Load a (text) file into an RDD:

In [6]:
r = sc.textFile('/scratch/si618w22_class_root/si618w22_class/shared_data/nytimes_news_articles.txt')

In [7]:
type(r)

pyspark.rdd.RDD

In [8]:
r.take(3) # look first few lines

['URL: http://www.nytimes.com/2016/06/30/sports/baseball/washington-nationals-max-scherzer-baffles-mets-completing-a-sweep.html',
 '',
 'WASHINGTON — Stellar pitching kept the Mets afloat in the first half of last season despite their offensive woes. But they cannot produce an encore of their pennant-winning season if their lineup keeps floundering while their pitching is nicked, bruised and stretched thin.']

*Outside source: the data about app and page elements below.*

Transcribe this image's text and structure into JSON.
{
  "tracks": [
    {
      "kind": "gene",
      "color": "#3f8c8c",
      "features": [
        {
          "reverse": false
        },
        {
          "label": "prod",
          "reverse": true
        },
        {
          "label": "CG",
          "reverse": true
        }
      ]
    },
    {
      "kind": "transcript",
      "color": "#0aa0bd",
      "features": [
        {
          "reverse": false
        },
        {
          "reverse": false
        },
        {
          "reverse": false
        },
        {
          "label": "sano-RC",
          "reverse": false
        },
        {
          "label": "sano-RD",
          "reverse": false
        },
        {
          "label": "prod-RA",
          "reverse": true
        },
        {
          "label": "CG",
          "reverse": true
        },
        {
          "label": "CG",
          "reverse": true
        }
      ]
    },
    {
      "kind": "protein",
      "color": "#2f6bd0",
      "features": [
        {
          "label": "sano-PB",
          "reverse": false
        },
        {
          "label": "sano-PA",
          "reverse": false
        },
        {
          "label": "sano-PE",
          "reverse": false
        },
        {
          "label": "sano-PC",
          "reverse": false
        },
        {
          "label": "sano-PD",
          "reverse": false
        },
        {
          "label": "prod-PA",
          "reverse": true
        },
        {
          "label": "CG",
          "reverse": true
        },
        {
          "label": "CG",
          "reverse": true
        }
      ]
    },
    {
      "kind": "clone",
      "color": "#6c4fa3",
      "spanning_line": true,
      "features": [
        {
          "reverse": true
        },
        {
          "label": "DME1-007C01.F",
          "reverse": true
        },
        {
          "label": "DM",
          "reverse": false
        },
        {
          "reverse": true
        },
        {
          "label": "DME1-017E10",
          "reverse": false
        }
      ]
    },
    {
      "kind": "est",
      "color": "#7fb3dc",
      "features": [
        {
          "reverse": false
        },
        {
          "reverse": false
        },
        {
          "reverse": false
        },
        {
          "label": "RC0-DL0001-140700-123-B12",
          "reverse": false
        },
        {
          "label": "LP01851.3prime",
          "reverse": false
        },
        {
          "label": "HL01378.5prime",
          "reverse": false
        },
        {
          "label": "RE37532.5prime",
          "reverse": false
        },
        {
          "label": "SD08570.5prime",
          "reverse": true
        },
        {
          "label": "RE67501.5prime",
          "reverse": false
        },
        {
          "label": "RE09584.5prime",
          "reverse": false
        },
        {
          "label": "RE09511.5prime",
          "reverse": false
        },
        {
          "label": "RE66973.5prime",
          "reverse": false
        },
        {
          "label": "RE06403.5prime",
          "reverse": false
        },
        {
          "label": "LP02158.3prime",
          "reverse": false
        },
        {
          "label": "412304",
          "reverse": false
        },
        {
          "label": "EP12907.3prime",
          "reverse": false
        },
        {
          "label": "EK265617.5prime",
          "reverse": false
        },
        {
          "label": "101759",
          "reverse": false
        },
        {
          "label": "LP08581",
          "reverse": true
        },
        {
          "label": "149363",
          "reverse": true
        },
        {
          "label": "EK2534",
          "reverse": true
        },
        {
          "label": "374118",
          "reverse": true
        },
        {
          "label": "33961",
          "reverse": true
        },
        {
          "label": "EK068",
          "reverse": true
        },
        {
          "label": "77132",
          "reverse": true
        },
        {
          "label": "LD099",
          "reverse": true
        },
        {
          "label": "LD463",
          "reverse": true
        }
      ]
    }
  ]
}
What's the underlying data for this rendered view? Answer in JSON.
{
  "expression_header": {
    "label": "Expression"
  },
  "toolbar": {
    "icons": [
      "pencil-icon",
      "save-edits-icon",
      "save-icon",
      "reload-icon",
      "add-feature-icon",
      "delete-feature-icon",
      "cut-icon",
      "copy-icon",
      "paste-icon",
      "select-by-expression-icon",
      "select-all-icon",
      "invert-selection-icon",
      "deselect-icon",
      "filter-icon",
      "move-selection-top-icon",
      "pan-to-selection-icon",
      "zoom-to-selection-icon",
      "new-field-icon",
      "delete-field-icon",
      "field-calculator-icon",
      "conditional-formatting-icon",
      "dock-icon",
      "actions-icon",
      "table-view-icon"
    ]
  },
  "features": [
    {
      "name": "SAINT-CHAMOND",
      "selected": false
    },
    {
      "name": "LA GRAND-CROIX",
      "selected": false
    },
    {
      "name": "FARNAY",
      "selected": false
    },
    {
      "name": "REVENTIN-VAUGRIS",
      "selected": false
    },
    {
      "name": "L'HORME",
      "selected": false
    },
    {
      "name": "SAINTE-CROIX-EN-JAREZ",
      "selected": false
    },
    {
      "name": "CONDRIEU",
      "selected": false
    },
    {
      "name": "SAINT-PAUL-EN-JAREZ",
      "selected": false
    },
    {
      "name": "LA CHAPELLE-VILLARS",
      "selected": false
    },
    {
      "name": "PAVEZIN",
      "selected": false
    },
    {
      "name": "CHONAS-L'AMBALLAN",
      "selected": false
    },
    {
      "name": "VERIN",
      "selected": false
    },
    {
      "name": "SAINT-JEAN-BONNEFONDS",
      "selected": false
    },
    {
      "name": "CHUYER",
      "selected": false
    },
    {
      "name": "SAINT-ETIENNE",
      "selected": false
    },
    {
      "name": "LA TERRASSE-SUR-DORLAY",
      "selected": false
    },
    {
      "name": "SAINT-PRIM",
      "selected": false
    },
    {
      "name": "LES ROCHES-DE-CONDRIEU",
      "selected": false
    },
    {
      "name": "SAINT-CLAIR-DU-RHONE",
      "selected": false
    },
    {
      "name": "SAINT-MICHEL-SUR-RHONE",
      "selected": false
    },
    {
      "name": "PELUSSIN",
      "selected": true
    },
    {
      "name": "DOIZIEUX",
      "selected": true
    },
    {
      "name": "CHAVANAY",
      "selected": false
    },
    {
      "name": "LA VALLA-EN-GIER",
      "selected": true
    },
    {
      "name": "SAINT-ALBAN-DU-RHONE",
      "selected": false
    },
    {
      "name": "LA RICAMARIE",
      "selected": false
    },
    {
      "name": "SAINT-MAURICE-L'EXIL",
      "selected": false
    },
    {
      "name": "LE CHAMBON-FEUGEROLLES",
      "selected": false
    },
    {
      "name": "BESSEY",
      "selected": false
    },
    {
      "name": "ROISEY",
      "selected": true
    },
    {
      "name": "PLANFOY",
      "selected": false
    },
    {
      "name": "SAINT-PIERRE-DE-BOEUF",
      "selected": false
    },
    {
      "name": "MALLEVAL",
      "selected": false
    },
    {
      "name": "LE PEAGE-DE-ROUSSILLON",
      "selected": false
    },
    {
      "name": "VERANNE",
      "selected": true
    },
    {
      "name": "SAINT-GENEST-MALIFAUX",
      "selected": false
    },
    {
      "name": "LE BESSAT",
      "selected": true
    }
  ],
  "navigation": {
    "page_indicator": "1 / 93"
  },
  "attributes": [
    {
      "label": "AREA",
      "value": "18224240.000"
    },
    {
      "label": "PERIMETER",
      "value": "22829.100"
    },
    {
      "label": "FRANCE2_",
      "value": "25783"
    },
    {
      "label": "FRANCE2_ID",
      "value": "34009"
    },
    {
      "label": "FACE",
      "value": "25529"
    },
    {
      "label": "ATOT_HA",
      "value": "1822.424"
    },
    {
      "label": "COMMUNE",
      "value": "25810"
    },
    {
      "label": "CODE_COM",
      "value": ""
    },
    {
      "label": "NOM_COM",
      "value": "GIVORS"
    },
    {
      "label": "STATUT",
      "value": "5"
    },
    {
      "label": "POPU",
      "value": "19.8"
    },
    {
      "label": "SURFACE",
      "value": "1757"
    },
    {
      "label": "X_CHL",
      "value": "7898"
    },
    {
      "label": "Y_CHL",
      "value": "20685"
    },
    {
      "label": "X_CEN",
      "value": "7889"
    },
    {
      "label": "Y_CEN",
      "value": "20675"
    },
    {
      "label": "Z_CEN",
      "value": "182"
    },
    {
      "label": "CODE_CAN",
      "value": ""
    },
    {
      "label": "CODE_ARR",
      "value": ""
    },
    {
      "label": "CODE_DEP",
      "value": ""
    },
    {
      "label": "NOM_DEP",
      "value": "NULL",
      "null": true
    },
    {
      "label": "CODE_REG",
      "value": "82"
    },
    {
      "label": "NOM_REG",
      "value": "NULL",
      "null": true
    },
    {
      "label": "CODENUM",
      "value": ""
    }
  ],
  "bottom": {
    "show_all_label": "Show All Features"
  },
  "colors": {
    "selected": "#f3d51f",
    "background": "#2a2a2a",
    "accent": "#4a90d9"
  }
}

Load a (compressed) CSV file into a spark dataframe:

In [None]:
sf_fire_file = "/scratch/si618w22_class_root/si618w22_class/shared_data/Fire_Incidents.csv.gz"
fire_df = spark.read.csv(sf_fire_file, header=True)

In [None]:
len(fire_df.columns)

In [None]:
fire_df.schema

In [None]:
fire_df.printSchema()

In [None]:
from pyspark.sql.functions import *

few_fire_df = (fire_df
  .select("Incident Number", "Alarm DtTm", "Primary Situation")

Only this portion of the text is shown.